Nous pouvons tirer au moins trois enseignements de cette comparaison. Premièrement: le redressement de l’économie américaine s’est opéré lentement après la grande crise financière, jusqu’en 2017 environ. C’est ce qui explique pourquoi il n’est pas encore réellement achevé. Deuxièmement: les inégalités sociales se sont nettement accrues aux États-Unis, un facteur qui justifie en partie l’irritabilité politique. Troisièmement: le recul du chômage est peut-être l’héritage le plus précieux de la crise financière.

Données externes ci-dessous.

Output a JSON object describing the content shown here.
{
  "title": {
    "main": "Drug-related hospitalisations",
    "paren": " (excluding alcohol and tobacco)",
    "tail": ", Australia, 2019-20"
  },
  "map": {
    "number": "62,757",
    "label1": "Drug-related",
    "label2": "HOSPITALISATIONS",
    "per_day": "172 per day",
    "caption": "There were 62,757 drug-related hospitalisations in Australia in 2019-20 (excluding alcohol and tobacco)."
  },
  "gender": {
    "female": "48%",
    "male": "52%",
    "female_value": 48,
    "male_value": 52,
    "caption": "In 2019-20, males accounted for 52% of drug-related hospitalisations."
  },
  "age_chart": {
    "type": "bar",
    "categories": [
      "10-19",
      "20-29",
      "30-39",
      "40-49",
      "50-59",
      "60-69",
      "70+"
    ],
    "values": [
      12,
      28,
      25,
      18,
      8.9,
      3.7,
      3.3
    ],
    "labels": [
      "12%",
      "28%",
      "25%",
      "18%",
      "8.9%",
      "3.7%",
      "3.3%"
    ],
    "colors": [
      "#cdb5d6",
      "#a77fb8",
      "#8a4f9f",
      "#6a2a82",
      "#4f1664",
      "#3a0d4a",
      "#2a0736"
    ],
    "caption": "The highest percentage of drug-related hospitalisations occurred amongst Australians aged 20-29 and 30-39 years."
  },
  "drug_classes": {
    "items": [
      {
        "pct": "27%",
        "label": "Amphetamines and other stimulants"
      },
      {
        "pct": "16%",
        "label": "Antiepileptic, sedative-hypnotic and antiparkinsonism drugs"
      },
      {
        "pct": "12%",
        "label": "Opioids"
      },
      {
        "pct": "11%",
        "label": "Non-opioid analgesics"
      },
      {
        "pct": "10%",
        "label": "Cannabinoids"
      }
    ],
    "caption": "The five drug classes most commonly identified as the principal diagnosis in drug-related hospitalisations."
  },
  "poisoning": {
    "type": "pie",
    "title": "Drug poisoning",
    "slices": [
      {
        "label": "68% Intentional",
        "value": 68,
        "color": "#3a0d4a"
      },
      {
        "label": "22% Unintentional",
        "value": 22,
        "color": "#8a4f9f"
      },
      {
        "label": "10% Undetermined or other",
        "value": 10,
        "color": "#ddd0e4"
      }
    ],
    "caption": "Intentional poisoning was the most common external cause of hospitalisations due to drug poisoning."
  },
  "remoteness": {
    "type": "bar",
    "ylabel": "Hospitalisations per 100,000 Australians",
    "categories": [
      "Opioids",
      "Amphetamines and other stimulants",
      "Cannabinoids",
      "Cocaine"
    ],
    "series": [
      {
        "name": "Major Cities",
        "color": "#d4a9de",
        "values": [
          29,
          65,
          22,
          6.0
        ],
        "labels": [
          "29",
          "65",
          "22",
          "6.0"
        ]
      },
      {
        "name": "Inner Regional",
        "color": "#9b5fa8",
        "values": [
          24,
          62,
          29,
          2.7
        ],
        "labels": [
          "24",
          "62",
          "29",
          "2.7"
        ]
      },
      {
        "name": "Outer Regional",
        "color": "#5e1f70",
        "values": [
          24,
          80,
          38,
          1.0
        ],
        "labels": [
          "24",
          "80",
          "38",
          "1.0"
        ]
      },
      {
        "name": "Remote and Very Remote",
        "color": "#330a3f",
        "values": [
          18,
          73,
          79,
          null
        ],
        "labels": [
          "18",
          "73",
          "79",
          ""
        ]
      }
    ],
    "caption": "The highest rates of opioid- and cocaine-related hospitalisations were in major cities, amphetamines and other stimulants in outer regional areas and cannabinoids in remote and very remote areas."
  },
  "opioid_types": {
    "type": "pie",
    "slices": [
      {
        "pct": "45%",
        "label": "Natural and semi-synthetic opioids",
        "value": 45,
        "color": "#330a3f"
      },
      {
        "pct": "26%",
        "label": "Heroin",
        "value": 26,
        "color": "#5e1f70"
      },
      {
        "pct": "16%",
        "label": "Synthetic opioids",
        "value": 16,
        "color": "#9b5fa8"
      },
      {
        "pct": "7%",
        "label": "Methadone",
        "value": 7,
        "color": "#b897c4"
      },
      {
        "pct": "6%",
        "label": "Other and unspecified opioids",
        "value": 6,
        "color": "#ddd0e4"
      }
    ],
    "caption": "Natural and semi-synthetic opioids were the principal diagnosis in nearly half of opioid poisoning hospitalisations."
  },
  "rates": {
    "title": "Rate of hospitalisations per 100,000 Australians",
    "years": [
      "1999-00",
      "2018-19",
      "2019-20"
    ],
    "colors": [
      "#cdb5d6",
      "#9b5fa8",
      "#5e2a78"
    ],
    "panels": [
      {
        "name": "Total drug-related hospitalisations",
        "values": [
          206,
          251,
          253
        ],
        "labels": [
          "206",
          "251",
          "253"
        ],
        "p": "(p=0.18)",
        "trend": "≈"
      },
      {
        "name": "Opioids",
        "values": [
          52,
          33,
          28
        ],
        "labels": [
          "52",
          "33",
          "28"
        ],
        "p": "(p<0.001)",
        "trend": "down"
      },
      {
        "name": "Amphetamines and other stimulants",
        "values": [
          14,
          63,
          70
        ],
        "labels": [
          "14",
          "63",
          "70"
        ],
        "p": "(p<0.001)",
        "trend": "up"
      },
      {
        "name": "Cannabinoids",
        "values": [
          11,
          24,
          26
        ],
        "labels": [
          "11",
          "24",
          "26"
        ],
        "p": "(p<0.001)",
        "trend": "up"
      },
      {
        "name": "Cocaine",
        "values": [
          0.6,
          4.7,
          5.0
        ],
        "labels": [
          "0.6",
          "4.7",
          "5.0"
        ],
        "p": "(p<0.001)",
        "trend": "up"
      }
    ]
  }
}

À titre de comparaison, voici encore quelques chiffres concernant la Suisse et l’UE. Pendant la même période, le PIB helvétique est passé de 590 milliards à 680 milliards de francs, et celui de l’UE de 12'000 milliards à quelque 17'000 milliards d’euros. En 2009, l’inflation de base en Suisse et dans l’UE a frôlé la déflation, à un niveau de 0,25% environ. Depuis lors, elle s’est stabilisée à près de 0,5% en Suisse et de 1,9% dans l’UE. À l’époque, l’endettement public de cette dernière s’est élevé de quelque 60% à 80%, un seuil auquel il s’est maintenu jusqu’ici. En Suisse, la dette de la Confédération a chuté d’environ 20% à 16%. Le taux de chômage a reculé lui aussi, passant de 10% environ (en 2009) à 7% actuellement dans l’UE, et de 3,6% à 2,6% en Suisse. Après la crise financière, les taux directeurs ont baissé de 4% à 0% dans la zone euro et de 0,4% à -0,75% en Suisse. Et tandis que l’indice Eurostoxx a progressé de 1800 à 3450 points aujourd’hui, le SMI a plus que doublé, s’élevant de 4300 à près de 10'000 points. Une période intéressante.

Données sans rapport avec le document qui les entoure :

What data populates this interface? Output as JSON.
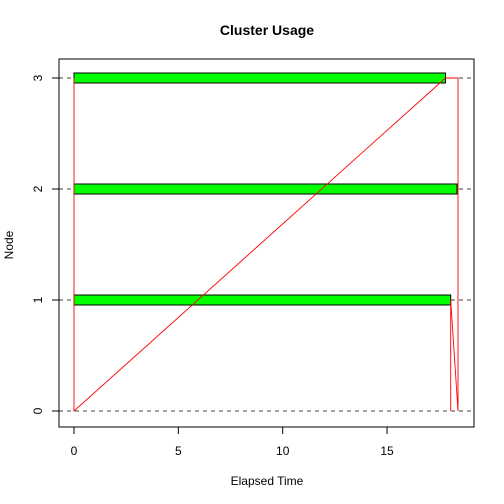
{
  "chart_data": {
    "type": "bar",
    "subtype": "cluster-usage-timeline",
    "title": "Cluster Usage",
    "xlabel": "Elapsed Time",
    "ylabel": "Node",
    "xlim": [
      0,
      18.4
    ],
    "ylim": [
      0,
      3
    ],
    "x_ticks": [
      0,
      5,
      10,
      15
    ],
    "y_ticks": [
      0,
      1,
      2,
      3
    ],
    "nodes": [
      0,
      1,
      2,
      3
    ],
    "bars": [
      {
        "node": 1,
        "start": 0.0,
        "end": 18.05
      },
      {
        "node": 2,
        "start": 0.0,
        "end": 18.35
      },
      {
        "node": 3,
        "start": 0.0,
        "end": 17.8
      }
    ],
    "master_timeline": [
      {
        "x": 0.0,
        "y": 0
      },
      {
        "x": 0.0,
        "y": 3
      },
      {
        "x": 0.0,
        "y": 2
      },
      {
        "x": 0.0,
        "y": 1
      },
      {
        "x": 0.0,
        "y": 0
      },
      {
        "x": 17.8,
        "y": 3
      },
      {
        "x": 18.4,
        "y": 3
      },
      {
        "x": 18.4,
        "y": 0
      },
      {
        "x": 18.05,
        "y": 1
      },
      {
        "x": 18.05,
        "y": 0
      }
    ],
    "colors": {
      "bar_fill": "#00ff00",
      "bar_stroke": "#000000",
      "timeline": "#ff0000",
      "idle": "#0000ff",
      "gridline": "#000000"
    },
    "grid": false,
    "node_gridlines": "dashed",
    "legend": "none"
  }
}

Magistralement: les entreprises suisses

Enfin, mes très estimés collègues Oliver Adler, chef économiste en Suisse, et Claude Maurer ont exposé les performances magistrales de l’économie suisse dans la dernière édition du «Moniteur Suisse». Certes, les arbres ne montent pas jusqu’au ciel dans notre pays non plus et la dynamique conjoncturelle faiblit nettement, mais notre économie a progressé de manière impressionnante. C’est pourquoi je vous recommande vivement la lecture du Moniteur.

Et en ce qui concerne le PIB par habitant, notre petit pays reste le champion du monde en comparaison des autres nations industrialisées.